The bottom line is that the federal budget deficit, contrary to hand wringing in all political corners, came in at only $316.8 billion in 2005. To put that in perspective, it’s 23 percent lower than the 2004 deficit, and 25 percent lower than the White House Office of Management and Budget predicted back in February. Relative to the size of the U.S. economy, the deficit is even more modest, at only 2.6 percent of gross domestic product. That’s smaller than the annual deficit was in every single year from 1980 to 1994, and just slightly more than half the 1985 deficit of 5.1 percent of GDP.
The improvement was not driven by spending restraint, which has been hardly existed over the last five years. (I’m hopeful that the deficit reduction reconciliation bill pending in Congress will turn the tide on that count.) It was driven by a dramatic increase on the revenue side, powered by President Bush’s 2003 tax bill.
It wasn’t revenues that Bush cut in 2003, but rather tax rates, which is a crucial distinction. As both JFKs understood, Jack F. Kemp and Jack F. Kennedy, reducing tax rates is often the most effective was to raise more tax revenue. In particular, reducing taxes on savings and investment increases the incentives to expand production, growing the economy and the tax base along with it. For federal revenues, economic growth is everything.
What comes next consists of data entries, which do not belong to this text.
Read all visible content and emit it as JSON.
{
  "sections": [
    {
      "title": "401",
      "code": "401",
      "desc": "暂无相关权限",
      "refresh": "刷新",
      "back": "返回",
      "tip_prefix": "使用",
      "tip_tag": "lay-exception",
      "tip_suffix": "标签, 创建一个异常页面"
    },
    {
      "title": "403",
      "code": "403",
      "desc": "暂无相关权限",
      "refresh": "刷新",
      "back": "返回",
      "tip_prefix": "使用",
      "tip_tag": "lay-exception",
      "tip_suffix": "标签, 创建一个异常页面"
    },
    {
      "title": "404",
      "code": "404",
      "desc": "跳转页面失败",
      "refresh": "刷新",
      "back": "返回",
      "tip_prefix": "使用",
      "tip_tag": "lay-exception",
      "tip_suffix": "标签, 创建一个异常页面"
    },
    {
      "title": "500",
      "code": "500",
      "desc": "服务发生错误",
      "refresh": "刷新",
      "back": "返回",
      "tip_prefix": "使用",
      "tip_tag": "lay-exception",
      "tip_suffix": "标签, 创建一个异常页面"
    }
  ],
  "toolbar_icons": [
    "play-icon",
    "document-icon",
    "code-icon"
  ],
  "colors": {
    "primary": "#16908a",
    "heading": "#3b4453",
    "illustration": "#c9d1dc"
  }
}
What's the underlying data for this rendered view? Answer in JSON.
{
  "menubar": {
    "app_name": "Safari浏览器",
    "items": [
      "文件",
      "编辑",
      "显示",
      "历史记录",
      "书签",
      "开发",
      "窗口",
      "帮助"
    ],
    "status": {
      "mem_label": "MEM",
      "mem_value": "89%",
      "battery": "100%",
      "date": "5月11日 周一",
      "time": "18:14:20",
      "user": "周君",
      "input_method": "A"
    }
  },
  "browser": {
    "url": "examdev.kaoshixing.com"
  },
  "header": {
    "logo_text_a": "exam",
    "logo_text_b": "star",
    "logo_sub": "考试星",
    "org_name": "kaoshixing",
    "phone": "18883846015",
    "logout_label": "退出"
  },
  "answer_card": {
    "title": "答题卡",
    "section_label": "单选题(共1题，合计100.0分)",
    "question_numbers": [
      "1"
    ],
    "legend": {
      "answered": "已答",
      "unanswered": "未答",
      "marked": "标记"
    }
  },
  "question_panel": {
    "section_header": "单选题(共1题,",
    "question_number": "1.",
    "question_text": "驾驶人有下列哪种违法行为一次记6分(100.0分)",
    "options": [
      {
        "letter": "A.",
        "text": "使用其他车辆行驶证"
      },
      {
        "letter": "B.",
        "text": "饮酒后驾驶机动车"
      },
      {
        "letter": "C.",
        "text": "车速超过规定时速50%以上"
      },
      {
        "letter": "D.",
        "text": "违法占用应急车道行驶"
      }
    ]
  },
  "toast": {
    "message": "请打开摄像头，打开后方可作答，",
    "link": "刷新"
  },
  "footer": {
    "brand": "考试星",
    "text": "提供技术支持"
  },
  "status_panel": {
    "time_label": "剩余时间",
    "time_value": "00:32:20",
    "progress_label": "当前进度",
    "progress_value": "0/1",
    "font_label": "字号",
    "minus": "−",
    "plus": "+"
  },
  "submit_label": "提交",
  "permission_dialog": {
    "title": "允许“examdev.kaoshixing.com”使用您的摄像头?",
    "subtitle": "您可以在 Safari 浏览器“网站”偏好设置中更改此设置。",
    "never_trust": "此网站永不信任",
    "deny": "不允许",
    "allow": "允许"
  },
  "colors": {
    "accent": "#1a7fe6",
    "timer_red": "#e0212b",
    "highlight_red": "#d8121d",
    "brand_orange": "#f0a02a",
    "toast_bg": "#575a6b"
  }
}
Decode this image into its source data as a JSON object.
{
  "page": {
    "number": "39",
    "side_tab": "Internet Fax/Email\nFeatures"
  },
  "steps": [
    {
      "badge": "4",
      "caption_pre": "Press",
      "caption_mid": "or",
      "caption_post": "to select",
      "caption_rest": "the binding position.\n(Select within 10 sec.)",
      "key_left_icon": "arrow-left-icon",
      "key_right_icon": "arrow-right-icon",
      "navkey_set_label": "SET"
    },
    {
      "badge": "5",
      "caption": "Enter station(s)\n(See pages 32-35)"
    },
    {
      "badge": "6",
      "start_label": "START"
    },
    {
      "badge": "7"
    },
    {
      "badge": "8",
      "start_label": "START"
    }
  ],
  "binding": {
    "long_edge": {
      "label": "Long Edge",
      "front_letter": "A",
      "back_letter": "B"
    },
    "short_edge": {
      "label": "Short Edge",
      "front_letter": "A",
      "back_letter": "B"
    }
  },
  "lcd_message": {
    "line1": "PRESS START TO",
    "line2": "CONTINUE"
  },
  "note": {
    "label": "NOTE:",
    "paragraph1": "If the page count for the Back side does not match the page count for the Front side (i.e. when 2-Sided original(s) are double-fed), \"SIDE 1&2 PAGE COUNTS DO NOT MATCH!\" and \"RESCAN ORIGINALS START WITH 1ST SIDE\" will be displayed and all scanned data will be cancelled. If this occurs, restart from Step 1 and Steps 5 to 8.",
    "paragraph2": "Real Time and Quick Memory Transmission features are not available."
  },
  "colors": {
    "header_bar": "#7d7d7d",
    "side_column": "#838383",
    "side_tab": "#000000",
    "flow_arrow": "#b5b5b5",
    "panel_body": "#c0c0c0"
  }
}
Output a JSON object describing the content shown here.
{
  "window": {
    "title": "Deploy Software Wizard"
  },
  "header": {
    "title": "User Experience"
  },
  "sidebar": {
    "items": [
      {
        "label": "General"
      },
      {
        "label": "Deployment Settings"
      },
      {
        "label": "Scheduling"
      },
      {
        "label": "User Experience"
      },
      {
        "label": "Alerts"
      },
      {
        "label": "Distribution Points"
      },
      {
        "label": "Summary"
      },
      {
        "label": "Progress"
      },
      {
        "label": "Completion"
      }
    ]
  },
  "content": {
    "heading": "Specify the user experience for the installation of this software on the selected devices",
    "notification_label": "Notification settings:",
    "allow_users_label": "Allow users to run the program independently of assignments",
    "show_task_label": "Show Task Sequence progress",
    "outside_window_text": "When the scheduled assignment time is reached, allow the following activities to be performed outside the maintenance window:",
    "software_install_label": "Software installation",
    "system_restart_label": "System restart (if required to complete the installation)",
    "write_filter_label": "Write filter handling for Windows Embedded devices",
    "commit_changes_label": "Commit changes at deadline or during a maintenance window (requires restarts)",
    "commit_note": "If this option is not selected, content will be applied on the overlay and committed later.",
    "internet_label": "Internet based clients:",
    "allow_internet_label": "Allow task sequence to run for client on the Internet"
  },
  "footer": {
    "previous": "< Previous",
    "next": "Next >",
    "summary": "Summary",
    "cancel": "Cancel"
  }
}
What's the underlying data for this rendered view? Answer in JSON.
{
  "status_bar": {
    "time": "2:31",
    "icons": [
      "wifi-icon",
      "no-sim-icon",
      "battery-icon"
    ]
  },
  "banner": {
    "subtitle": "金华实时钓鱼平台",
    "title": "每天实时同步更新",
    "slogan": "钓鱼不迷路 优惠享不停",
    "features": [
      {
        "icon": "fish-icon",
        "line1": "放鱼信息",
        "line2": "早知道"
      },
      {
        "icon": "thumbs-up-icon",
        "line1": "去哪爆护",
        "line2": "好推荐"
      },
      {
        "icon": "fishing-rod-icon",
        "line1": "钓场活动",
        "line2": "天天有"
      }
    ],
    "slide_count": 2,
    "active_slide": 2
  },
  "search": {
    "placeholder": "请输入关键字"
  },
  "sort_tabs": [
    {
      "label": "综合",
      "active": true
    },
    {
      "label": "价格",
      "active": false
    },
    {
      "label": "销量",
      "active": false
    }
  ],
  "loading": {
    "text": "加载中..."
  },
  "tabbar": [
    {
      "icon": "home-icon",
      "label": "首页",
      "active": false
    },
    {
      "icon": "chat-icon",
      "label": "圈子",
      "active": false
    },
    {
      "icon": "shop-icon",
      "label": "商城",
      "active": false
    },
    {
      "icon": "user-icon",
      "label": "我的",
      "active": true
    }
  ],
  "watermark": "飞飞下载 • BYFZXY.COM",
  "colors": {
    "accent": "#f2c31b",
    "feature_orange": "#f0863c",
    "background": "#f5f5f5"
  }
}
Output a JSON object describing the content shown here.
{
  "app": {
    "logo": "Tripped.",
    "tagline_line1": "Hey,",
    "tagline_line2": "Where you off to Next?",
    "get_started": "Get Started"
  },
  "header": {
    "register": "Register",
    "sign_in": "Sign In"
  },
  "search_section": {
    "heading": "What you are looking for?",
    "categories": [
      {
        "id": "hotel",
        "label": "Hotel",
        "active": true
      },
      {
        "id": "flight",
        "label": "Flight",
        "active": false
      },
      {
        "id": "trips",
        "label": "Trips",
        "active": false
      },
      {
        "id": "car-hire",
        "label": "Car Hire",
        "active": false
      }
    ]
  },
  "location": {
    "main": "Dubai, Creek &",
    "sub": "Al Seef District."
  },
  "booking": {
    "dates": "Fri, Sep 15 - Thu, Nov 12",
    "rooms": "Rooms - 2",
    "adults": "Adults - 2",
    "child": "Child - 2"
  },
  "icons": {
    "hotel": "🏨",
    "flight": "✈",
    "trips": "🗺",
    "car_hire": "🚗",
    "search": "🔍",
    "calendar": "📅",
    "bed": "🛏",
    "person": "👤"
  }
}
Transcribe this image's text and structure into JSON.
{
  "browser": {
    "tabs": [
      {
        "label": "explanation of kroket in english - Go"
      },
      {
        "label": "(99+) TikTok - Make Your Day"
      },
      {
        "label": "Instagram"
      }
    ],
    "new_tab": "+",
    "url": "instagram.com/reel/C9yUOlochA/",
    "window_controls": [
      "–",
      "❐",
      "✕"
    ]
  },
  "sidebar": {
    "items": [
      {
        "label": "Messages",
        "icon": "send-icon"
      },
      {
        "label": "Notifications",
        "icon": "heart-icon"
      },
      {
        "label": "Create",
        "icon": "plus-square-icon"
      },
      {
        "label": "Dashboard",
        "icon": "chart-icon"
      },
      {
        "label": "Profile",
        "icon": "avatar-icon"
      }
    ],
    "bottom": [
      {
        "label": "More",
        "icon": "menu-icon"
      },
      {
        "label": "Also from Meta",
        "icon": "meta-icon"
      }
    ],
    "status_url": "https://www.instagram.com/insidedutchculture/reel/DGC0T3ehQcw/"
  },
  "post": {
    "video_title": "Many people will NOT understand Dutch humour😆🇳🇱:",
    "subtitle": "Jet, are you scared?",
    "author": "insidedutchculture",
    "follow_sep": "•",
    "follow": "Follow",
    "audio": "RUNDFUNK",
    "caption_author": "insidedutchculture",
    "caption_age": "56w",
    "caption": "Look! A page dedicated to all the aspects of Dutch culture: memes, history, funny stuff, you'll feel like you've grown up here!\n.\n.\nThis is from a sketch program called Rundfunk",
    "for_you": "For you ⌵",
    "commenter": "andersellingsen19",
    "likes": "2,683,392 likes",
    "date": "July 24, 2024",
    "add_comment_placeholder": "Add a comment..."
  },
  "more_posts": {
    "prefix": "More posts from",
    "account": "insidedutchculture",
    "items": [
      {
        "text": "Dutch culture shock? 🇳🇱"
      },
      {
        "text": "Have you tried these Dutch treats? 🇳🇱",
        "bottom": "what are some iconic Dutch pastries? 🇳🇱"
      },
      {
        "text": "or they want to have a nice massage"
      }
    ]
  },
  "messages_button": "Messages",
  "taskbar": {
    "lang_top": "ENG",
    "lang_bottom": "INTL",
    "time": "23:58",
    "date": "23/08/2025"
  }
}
The provisions most responsible for our accelerating economic recovery were the capital gains rate cut, the dividend rate cut, and small business expensing. These measures boosted the after-tax returns on capital and encouraged a sharp turnaround in business investment, particularly in equipment and software.
Consumer spending never flagged much during the recession, growing by a solid 2.5 percent even in the recession year of 2001. The story of the recession was a collapse in business investment, which declined in real terms two consecutive years, shrinking 7.9 percent in 2001 and another 2.4 percent in 2002. The 2003 tax rate cuts supercharged business investment, which climbed by 4.4 percent in 2003 and an outsized 13.2 percent in 2004.
The result of this robust supply-side expansion has been a gusher of federal tax revenues. Corporate income tax receipts have now logged two consecutive years of real 40 percent increases, nearly doubling between 2003 and 2005. Individual income tax receipts were flat in 2004, but in 2005 they jumped a robust 9 percent as the economic recovery has continued to gain strength. Overall, federal tax revenues, after four consecutive years of decline, have now staged two positive years, growing 3 percent in 2004 and 9 percent in real terms in 2005. Revenues for 2005, at $2,145.3 billion, a hundred billion dollars more than the White House Office of Management and Budget and the Congressional Budget Office were projecting earlier this year.
With tax policies driving such robust revenue growth, it’s a wonder that there isn’t unanimity for extending the capital gains and dividend rate cuts and the expensing provisions. Proponents of big government should recognize that the best way to soak the rich is to keep rates low and the economy rolling along. Congress should act promptly to at least extend these provisions through 2010, which is possible within the upcoming tax reconciliation bill, and continue to push for making them permanent. If Congress can achieve even moderate spending restraint as well, there will be nothing but good news to report on the federal budget deficit.